The property relations between spouses vary due to the different type of assets, the manner and time they were acquired, the percentage of each spouse’s contribution and in whose name the assets are registered. The term “property relations” of spouses who are separated means their relations regarding movable and immovable property acquired with the prospect of marriage or at any time during the marriage by either of them. “Contribution” means any form of contribution by the spouses or the creation of property and includes the care of the family home and the family members. The Supreme Court in a judgment issued on 2.11.2017 set aside the judgment of the Family Court stating that it provides for the possibility to verify whether the spouses’ statements and material provided in their affidavits are correct. For this purpose, the affiants are summoned to be examined on a date the court will fix before the hearing of the case so that the only issue to be heard will be the assessment of the contribution of each spouse on the basis of the increase of the property which constitutes the object of sharing.
The Supreme Court referred to case law and stated the following passage: “The obligation under article 14A burdens both litigants equally, without any discrimination. The law establishes full procedural equality. None of the litigants is placed in a disadvantageous position towards the other. Furthermore, the understanding is wrong that this procedure imposes an obligation to disclose evidence to the opponent. This provision is not related to proving the dispute in issue. The knowledge of the litigants’ assets at the material time constitutes a prerequisite for the application of the essential provisions of the law. The disclosure of the assets is the commencement of the procedure.

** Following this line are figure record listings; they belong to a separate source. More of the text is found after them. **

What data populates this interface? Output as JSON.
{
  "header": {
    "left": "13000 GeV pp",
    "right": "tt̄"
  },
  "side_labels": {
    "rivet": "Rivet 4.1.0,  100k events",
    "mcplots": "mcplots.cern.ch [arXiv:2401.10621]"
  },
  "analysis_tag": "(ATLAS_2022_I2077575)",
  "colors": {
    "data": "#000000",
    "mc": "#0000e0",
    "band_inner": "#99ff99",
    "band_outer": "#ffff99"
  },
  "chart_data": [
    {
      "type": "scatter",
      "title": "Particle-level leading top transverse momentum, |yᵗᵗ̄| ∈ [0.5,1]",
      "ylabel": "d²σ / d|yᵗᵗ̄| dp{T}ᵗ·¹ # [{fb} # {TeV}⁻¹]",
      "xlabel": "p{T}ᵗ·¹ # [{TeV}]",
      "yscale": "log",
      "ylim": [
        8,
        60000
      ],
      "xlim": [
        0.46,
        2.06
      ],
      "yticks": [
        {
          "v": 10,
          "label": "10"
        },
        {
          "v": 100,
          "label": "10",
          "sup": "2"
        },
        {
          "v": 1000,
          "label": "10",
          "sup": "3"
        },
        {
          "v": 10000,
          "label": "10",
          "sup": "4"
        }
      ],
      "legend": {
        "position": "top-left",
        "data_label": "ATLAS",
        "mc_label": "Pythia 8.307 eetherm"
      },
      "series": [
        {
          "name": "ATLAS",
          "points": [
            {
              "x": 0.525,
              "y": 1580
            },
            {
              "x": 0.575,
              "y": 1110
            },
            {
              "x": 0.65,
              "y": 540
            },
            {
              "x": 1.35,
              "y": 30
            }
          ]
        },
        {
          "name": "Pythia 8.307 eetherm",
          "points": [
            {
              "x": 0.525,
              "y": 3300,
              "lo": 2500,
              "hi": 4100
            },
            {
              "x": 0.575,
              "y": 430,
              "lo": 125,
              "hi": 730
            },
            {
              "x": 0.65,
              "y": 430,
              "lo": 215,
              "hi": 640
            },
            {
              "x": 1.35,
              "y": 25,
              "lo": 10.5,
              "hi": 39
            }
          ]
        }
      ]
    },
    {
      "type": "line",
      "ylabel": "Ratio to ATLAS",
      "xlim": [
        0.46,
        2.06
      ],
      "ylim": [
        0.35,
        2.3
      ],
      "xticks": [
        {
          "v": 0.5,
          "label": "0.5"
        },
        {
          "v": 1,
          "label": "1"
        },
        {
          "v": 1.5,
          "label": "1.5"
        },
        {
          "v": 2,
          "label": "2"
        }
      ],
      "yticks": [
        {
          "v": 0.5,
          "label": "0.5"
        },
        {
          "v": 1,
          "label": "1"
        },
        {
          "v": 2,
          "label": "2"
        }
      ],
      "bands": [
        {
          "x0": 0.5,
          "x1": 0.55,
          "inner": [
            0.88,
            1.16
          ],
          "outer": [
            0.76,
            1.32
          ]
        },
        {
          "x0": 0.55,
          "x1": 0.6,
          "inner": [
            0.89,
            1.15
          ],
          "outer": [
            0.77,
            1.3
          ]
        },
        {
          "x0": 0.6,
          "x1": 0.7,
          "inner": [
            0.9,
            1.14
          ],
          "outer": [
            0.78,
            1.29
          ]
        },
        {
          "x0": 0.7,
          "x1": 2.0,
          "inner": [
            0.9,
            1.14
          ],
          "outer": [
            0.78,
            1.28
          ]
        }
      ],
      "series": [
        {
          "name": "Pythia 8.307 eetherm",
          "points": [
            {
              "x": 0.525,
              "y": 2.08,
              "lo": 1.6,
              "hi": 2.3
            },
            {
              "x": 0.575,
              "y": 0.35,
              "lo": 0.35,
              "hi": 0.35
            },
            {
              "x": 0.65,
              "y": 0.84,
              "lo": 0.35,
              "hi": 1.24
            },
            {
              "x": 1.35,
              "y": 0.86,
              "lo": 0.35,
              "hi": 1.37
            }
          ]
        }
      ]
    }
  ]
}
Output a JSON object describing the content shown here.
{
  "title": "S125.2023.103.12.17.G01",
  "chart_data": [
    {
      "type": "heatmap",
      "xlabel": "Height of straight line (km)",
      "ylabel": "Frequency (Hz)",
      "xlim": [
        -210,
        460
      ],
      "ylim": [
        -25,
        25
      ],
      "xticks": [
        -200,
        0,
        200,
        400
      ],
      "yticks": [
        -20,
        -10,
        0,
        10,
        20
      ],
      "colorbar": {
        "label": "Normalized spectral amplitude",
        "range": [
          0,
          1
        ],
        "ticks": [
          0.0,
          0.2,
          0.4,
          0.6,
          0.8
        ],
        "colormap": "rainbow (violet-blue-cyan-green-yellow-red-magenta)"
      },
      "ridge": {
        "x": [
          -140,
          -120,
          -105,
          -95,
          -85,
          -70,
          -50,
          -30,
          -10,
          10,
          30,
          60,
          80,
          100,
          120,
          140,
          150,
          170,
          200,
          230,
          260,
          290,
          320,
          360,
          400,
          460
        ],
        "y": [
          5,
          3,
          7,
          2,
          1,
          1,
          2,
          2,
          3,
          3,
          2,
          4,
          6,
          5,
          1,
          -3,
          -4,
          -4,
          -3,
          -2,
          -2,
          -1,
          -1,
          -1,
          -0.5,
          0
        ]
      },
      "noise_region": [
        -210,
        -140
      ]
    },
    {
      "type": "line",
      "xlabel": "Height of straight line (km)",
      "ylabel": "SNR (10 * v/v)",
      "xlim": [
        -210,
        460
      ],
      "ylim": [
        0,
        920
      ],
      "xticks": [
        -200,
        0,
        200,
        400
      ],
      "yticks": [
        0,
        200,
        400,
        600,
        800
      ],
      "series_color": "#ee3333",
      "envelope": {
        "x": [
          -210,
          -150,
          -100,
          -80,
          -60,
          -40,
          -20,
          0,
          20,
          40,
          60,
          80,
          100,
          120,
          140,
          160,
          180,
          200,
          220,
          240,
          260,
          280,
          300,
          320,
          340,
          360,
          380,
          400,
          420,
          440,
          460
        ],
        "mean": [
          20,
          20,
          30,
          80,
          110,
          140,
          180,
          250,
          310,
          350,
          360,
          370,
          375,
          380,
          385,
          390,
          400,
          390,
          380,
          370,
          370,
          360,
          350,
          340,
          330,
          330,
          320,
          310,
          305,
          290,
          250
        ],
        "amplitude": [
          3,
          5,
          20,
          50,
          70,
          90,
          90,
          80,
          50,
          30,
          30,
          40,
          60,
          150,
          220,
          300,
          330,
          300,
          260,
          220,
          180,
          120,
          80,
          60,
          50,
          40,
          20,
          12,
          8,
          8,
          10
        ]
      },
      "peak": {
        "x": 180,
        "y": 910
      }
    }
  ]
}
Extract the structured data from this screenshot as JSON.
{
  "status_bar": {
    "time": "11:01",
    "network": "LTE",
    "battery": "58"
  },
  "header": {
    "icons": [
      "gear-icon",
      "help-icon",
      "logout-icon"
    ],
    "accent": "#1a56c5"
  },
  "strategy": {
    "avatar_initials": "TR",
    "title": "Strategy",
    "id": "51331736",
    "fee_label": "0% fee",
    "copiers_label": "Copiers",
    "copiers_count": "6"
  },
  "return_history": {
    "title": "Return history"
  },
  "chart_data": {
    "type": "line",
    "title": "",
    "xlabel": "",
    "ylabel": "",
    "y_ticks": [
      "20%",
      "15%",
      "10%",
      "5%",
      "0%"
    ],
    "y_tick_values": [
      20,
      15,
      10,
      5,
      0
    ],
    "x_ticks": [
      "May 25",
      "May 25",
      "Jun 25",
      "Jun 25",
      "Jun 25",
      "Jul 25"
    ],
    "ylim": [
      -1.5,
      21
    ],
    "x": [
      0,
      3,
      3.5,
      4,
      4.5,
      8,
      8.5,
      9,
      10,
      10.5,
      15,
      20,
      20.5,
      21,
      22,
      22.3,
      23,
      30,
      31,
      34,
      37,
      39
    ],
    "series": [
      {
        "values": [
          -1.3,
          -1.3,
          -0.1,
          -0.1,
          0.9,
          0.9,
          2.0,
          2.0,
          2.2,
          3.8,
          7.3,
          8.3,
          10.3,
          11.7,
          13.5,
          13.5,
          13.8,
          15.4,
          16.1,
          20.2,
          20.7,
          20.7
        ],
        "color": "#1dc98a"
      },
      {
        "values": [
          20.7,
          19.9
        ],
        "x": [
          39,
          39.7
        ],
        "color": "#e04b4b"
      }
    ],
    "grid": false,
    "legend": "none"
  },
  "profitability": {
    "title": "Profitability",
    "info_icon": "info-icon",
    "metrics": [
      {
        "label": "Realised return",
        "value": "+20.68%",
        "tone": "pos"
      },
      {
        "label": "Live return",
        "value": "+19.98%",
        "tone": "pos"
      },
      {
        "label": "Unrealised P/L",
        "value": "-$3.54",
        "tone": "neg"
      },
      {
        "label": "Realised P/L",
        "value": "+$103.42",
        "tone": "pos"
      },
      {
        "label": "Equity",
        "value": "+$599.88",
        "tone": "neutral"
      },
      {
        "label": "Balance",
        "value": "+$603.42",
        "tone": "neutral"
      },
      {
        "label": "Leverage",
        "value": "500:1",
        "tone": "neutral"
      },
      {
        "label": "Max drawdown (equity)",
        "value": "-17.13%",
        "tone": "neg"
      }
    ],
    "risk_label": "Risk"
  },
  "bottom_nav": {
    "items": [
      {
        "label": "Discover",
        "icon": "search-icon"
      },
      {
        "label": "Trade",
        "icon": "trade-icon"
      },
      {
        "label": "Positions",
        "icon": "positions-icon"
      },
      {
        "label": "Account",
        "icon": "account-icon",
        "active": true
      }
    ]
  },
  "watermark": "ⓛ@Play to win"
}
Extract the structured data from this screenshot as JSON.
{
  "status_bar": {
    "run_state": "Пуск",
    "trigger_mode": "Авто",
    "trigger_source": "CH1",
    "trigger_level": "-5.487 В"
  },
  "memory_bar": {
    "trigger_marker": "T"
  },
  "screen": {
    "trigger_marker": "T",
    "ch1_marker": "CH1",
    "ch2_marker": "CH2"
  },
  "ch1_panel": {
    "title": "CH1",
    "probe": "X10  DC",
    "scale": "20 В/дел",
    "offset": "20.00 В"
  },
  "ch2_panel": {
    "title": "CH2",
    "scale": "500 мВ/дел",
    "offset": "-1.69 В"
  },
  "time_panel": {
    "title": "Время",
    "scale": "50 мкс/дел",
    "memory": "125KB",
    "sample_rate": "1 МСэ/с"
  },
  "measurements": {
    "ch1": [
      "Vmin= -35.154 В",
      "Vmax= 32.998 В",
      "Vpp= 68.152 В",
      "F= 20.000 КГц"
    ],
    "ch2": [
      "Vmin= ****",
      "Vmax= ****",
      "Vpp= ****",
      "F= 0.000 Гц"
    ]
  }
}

This provision aims at ensuring the state of affairs regarding the assets of the spouses so that justice will be done. Therefore, it refers to the one who knows the situation better than the other and it imposes an obligation upon him for disclosure, which must not be untrue, imprecise or incomplete. In any event, he is not put in a disadvantageous position towards the other by filing an affidavit for disclosure before the trial”. The Supreme Court held that in the absence of any findings by the Family Court for the wife’ contribution in the increase of the husband’s property, an issue was raised whether the case should be tried. However, due to the long time passed, the Supreme Court exercised its legislative authority and issued an order awarding the wife her contribution which was equal to 1/3 in accordance with the presumption of the law, taking into consideration her indirect contribution through caring for the family home and family members.